The most successful alternatives (among diverse groups of gamers) will draw on other already existing and widely shared meanings by using symbols from the shared culture, whether that be history (e.g. Call of Cthulhu), subcultures (Vampire), urban legend (Delta Green), or other media (Serenity) (these examples may not be ideal - I'm using them for illustration purposes).  Roll-your-own settings etc. aren't necessarily "better" - because that kind of creativity may not be so important.
Title: Reflections: Creativity
Post by: Settembrini on August 24, 2007, 11:42:39 AM
Geof,

EDIT: Great post!

what you say is mostly correct. But I think that´s not what I´m talking about.

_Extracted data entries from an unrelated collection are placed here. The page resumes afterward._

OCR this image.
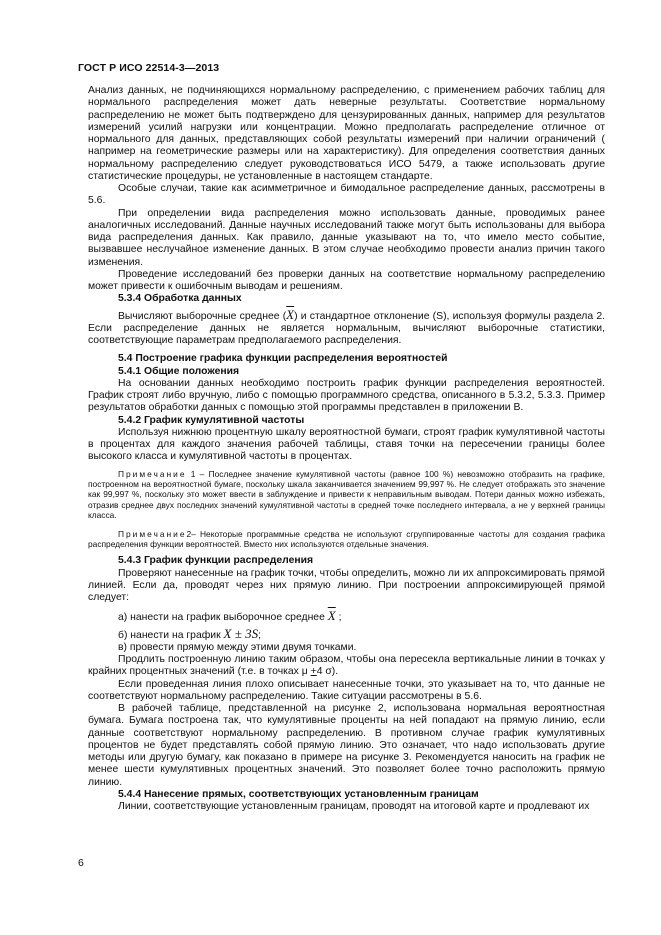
ГОСТ Р ИСО 22514-3—2013

Анализ данных, не подчиняющихся нормальному распределению, с применением рабочих таблиц для нормального распределения может дать неверные результаты. Соответствие нормальному распределению не может быть подтверждено для цензурированных данных, например для результатов измерений усилий нагрузки или концентрации. Можно предполагать распределение отличное от нормального для данных, представляющих собой результаты измерений при наличии ограничений ( например на геометрические размеры или на характеристику). Для определения соответствия данных нормальному распределению следует руководствоваться ИСО 5479, а также использовать другие статистические процедуры, не установленные в настоящем стандарте.

Особые случаи, такие как асимметричное и бимодальное распределение данных, рассмотрены в 5.6.

При определении вида распределения можно использовать данные, проводимых ранее аналогичных исследований. Данные научных исследований также могут быть использованы для выбора вида распределения данных. Как правило, данные указывают на то, что имело место событие, вызвавшее неслучайное изменение данных. В этом случае необходимо провести анализ причин такого изменения.

Проведение исследований без проверки данных на соответствие нормальному распределению может привести к ошибочным выводам и решениям.

5.3.4 Обработка данных

Вычисляют выборочные среднее $(\overline{X})$ и стандартное отклонение (S), используя формулы раздела 2. Если распределение данных не является нормальным, вычисляют выборочные статистики, соответствующие параметрам предполагаемого распределения.

5.4 Построение графика функции распределения вероятностей

5.4.1 Общие положения

На основании данных необходимо построить график функции распределения вероятностей. График строят либо вручную, либо с помощью программного средства, описанного в 5.3.2, 5.3.3. Пример результатов обработки данных с помощью этой программы представлен в приложении В.

5.4.2 График кумулятивной частоты

Используя нижнюю процентную шкалу вероятностной бумаги, строят график кумулятивной частоты в процентах для каждого значения рабочей таблицы, ставя точки на пересечении границы более высокого класса и кумулятивной частоты в процентах.

Примечание 1 – Последнее значение кумулятивной частоты (равное 100 %) невозможно отобразить на графике, построенном на вероятностной бумаге, поскольку шкала заканчивается значением 99,997 %. Не следует отображать это значение как 99,997 %, поскольку это может ввести в заблуждение и привести к неправильным выводам. Потери данных можно избежать, отразив среднее двух последних значений кумулятивной частоты в средней точке последнего интервала, а не у верхней границы класса.

Примечание2– Некоторые программные средства не используют сгруппированные частоты для создания графика распределения функции вероятностей. Вместо них используются отдельные значения.

5.4.3 График функции распределения

Проверяют нанесенные на график точки, чтобы определить, можно ли их аппроксимировать прямой линией. Если да, проводят через них прямую линию. При построении аппроксимирующей прямой следует:

а) нанести на график выборочное среднее $\overline{X}$ ;

б) нанести на график X ± 3S;

в) провести прямую между этими двумя точками.

Продлить построенную линию таким образом, чтобы она пересекла вертикальные линии в точках у крайних процентных значений (т.е. в точках μ +4 σ).

Если проведенная линия плохо описывает нанесенные точки, это указывает на то, что данные не соответствуют нормальному распределению. Такие ситуации рассмотрены в 5.6.

В рабочей таблице, представленной на рисунке 2, использована нормальная вероятностная бумага. Бумага построена так, что кумулятивные проценты на ней попадают на прямую линию, если данные соответствуют нормальному распределению. В противном случае график кумулятивных процентов не будет представлять собой прямую линию. Это означает, что надо использовать другие методы или другую бумагу, как показано в примере на рисунке 3. Рекомендуется наносить на график не менее шести кумулятивных процентных значений. Это позволяет более точно расположить прямую линию.

5.4.4 Нанесение прямых, соответствующих установленным границам

Линии, соответствующие установленным границам, проводят на итоговой карте и продлевают их

6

It´s more an elaboration on the play experience.

Anyway, wouldn´t that "situational creative play experience" be enriched/different if you would see the players and yourself building up those experiences on YOUR created elements?
And their input into the game world, rules, etc.?

These experiences aren´t communicable anyways, aren´t they?
So using idiosyncratic foundations isn´t harmful in regards to this.
I DO see some form of communication going on with players of the same modules. This is not creativity, but it´s a different fun that would be lost with everybody being idiosyncratic.